Die männlichen Blüten sind klein und blühen gelbgrün. Sie stehen geknäuelt in einem Blütenstand der an eine Ähre erinnert. Die weiblichen Blüten stehen einzeln oder zu zweit. Sie sind rundlich, grösser und grün. Beim Zerreiben verströmt die Pflanzen einen herben Geruch.

Verwendung

DDie traditionelle Verwendung des Stiefmütterchens, Viola tricolor L., geht bis in die Antike zurück. Bereits im Mittelalter wurde das Stiefmütterchen bei verschiedenen Hautkrankheiten eingesetzt. Des Weiteren zählten Atemwegsbeschwerden, wie Husten und Bronchitis, sowie Harnwegsbeschwerden zu den bekannten Anwendungsgebieten. Die Anwendung bei Hautbeschwerden – insbesondere bei erhöhter Talgproduktion (fettige Haut, Milchschorf der Kinder und häufig mit Akne und Juckreiz vergesellschaftet) und Ekzemen – ist bis heute in der Pflanzenheilkunde und Homöopathie etabliert. Letztere kennt des Weiteren auch die Anwendung bei entzündeten Harnwegen. Bei dieser Heilpflanze ist neben der innerlichen auch die äußerliche Anwendung sehr gebräuchlich. 

Inhaltsstoffe

Das Stiefmütterchen, Viola tricolor L., enthält Derivate der Salicylsäure und Flavonoidverbindungen wie beispielsweise Violanthin und Rutin. Des Weiteren finden sich in Viola neben Phenolcarbonsäuren und Cumarinen auch Schleimstoffe. 

Referenzen

  • Hänsel, R. & Steinegger, E. Hänsel / Sticher Pharmakognosie Phytopharmazie. (Wissenschaftliche Verlagsgesellschaft GmbH, Stuttgart, Deutschland, 2015).
  • BGA/BfArM (Kommission E).

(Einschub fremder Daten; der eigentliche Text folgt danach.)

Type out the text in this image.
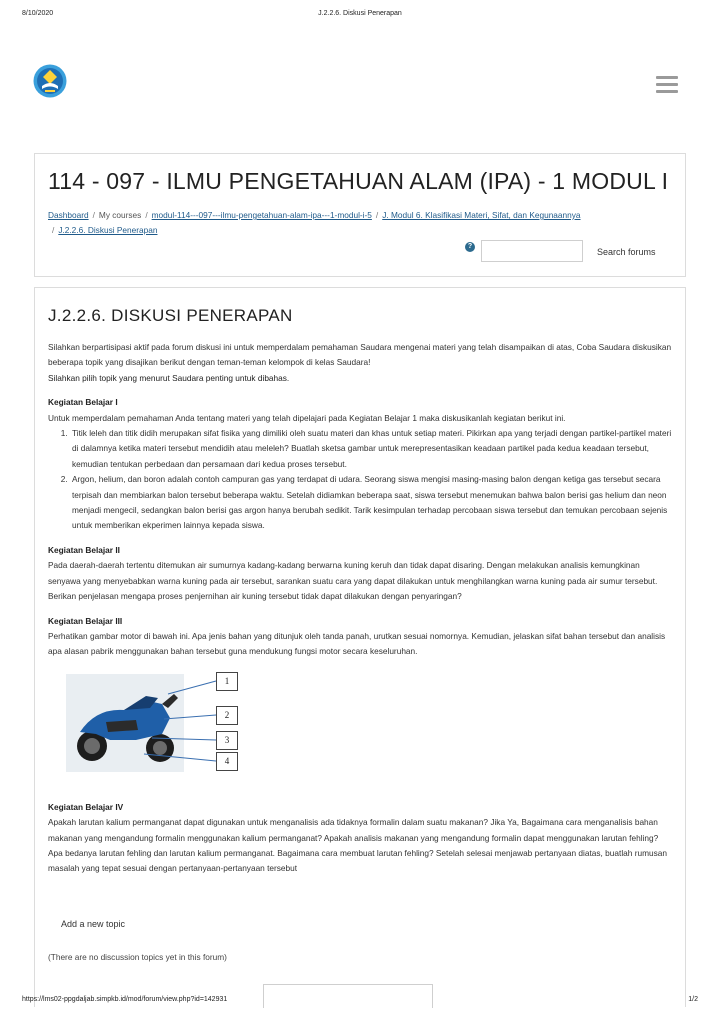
8/10/2020	J.2.2.6. Diskusi Penerapan
114 - 097 - ILMU PENGETAHUAN ALAM (IPA) - 1 MODUL I
Dashboard / My courses / modul-114---097---ilmu-pengetahuan-alam-ipa---1-modul-i-5 / J. Modul 6. Klasifikasi Materi, Sifat, dan Kegunaannya
/ J.2.2.6. Diskusi Penerapan
?
Search forums
J.2.2.6. DISKUSI PENERAPAN

Silahkan berpartisipasi aktif pada forum diskusi ini untuk memperdalam pemahaman Saudara mengenai materi yang telah disampaikan di atas, Coba Saudara diskusikan beberapa topik yang disajikan berikut dengan teman-teman kelompok di kelas Saudara!

Silahkan pilih topik yang menurut Saudara penting untuk dibahas.

Kegiatan Belajar I

Untuk memperdalam pemahaman Anda tentang materi yang telah dipelajari pada Kegiatan Belajar 1 maka diskusikanlah kegiatan berikut ini.

1. Titik leleh dan titik didih merupakan sifat fisika yang dimiliki oleh suatu materi dan khas untuk setiap materi. Pikirkan apa yang terjadi dengan partikel-partikel materi di dalamnya ketika materi tersebut mendidih atau meleleh? Buatlah sketsa gambar untuk merepresentasikan keadaan partikel pada kedua keadaan tersebut, kemudian tentukan perbedaan dan persamaan dari kedua proses tersebut.
2. Argon, helium, dan boron adalah contoh campuran gas yang terdapat di udara. Seorang siswa mengisi masing-masing balon dengan ketiga gas tersebut secara terpisah dan membiarkan balon tersebut beberapa waktu. Setelah didiamkan beberapa saat, siswa tersebut menemukan bahwa balon berisi gas helium dan neon menjadi mengecil, sedangkan balon berisi gas argon hanya berubah sedikit. Tarik kesimpulan terhadap percobaan siswa tersebut dan temukan percobaan sejenis untuk memberikan ekperimen lainnya kepada siswa.

Kegiatan Belajar II

Pada daerah-daerah tertentu ditemukan air sumurnya kadang-kadang berwarna kuning keruh dan tidak dapat disaring. Dengan melakukan analisis kemungkinan senyawa yang menyebabkan warna kuning pada air tersebut, sarankan suatu cara yang dapat dilakukan untuk menghilangkan warna kuning pada air sumur tersebut. Berikan penjelasan mengapa proses penjernihan air kuning tersebut tidak dapat dilakukan dengan penyaringan?

Kegiatan Belajar III

Perhatikan gambar motor di bawah ini. Apa jenis bahan yang ditunjuk oleh tanda panah, urutkan sesuai nomornya. Kemudian, jelaskan sifat bahan tersebut dan analisis apa alasan pabrik menggunakan bahan tersebut guna mendukung fungsi motor secara keseluruhan.

1
2
3
4

Kegiatan Belajar IV

Apakah larutan kalium permanganat dapat digunakan untuk menganalisis ada tidaknya formalin dalam suatu makanan? Jika Ya, Bagaimana cara menganalisis bahan makanan yang mengandung formalin menggunakan kalium permanganat? Apakah analisis makanan yang mengandung formalin dapat menggunakan larutan fehling? Apa bedanya larutan fehling dan larutan kalium permanganat. Bagaimana cara membuat larutan fehling? Setelah selesai menjawab pertanyaan diatas, buatlah rumusan masalah yang tepat sesuai dengan pertanyaan-pertanyaan tersebut

Add a new topic
(There are no discussion topics yet in this forum)
https://lms02-ppgdaljab.simpkb.id/mod/forum/view.php?id=142931	1/2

Violae tricoloris herba (Stiefmütterchenkraut). Bundesanzeiger 50, (1986).
  • Madaus, G. MADAUS LEHRBUCH DER BIOLOGISCHEN HEILMITTEL BAND 1-11. (mediamed Verlag, Ravensburg, 1990).
  • Committee on Herbal Medicinal Products (HMPC). Assessment report on Viola tricolor L. and/or subspecies Viola arvensis Murray (Gaud) and Viola vulgaris Koch (Oborny), herba cum flore. EMA/HMPC/131735/2009 (2010).
  • Kalbermatten, R. & Kalbermatten, H. Pflanzliche Urtinkturen. (AT Verlag, Aarau, Schweiz, 2018).
  • Kalbermatten, R. Wesen und Signatur der Heilpflanzen. (AT Verlag, Aarau, Schweiz, 2016).